WRRC/‘Ike Wai Seminar
April 23, 12:00pm - 1:00pm
Mānoa Campus, HIG 210
EVALUATING THE EFFECTS OF FUTURE CLIMATE AND LAND-COVER CONDITIONS ON GROUNDWATER RESOURCES FOR THE ISLAND OF MAUI, HAWAI‘I
by Dr. Victoria Keener, Dr. Laura Brewington,
Dr. Alan Mair
Part I. Participatory Scenario Planning for Climate Change Adaptation: Projected Future Climate and Stakeholder-Defined Land-Cover Scenarios for the Island of Maui, Hawai‘i — For the last century, the island of Maui has been the center of environmental, agricultural, and legal conflict with respect to both surface and groundwater allocation. Planning for sustainable future freshwater supply in Hawai‘i requires adaptive policies and decision-making that emphasizes private and public partnerships and knowledge transfer between scientists and non-scientists. To quantify future changes in an island-scale climate and groundwater recharge under different land uses, we will discuss downscaled dynamical and statistical future climate projects used in a participatory scenario building process.

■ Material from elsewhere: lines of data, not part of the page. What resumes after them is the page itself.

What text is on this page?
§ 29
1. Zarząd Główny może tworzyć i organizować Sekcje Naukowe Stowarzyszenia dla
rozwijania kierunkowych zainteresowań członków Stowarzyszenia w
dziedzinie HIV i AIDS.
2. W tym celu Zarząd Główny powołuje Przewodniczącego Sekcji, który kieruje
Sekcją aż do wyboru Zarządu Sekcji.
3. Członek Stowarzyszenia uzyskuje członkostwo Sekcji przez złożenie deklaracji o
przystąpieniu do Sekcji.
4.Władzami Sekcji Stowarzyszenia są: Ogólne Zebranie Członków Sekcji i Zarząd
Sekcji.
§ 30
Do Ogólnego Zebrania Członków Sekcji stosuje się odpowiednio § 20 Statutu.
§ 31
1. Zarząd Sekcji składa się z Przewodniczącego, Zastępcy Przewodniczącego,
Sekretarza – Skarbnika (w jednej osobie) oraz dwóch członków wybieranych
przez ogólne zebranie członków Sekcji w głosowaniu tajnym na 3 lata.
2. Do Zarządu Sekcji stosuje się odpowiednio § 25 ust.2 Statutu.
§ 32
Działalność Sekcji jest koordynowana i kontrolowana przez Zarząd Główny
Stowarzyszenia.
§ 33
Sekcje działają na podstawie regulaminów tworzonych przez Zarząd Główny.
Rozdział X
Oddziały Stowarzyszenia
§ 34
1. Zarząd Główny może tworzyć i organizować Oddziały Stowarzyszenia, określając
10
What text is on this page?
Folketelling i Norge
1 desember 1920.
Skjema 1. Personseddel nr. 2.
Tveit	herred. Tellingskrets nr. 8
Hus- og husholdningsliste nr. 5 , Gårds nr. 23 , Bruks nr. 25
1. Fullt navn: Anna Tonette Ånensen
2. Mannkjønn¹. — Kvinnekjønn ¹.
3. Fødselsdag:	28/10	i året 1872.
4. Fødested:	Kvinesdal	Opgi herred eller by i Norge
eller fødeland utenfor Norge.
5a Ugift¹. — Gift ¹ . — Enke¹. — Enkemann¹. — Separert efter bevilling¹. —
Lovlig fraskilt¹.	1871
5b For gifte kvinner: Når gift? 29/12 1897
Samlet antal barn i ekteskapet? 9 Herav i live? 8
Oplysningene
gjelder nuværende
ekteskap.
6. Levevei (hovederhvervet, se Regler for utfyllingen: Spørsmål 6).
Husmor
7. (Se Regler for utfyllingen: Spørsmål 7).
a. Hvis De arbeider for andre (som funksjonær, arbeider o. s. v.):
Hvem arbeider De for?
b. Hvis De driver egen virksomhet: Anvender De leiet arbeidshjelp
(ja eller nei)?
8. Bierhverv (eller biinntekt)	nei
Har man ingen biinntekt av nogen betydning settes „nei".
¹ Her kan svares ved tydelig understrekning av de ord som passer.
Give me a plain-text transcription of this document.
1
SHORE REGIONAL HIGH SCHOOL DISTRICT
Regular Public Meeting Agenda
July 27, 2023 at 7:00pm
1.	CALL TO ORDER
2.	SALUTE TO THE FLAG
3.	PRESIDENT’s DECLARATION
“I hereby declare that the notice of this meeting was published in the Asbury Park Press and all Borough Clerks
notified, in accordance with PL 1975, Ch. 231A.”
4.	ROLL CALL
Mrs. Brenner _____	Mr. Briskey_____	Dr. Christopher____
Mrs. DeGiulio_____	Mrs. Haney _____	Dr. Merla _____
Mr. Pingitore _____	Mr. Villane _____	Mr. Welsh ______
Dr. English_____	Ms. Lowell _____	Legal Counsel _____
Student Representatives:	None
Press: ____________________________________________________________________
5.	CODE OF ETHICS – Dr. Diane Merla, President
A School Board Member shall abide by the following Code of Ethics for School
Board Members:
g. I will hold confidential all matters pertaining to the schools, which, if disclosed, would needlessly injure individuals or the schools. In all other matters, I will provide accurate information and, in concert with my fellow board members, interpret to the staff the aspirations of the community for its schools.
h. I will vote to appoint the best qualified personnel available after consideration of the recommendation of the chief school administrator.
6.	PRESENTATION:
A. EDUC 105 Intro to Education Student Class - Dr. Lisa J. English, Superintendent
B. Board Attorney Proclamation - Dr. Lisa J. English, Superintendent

Part II. Groundwater Recharge for Projected Future Climate and Stakeholder-Defined Land-Cover Scenarios for the Island of Maui, Hawai‘i — Groundwater availability on Maui can be affected by changes in climate and land cover. To evaluate the availability of fresh groundwater under projected future climate and stakeholder-defined land-cover conditions, estimates of groundwater recharge are needed. A variety of available research material was used in this study to represent the diversity of conditions, including two sets of end-of-century climate projects developed by University of Hawai‘i researchers, and future land-cover scenarios developed by Pacific RISA researchers.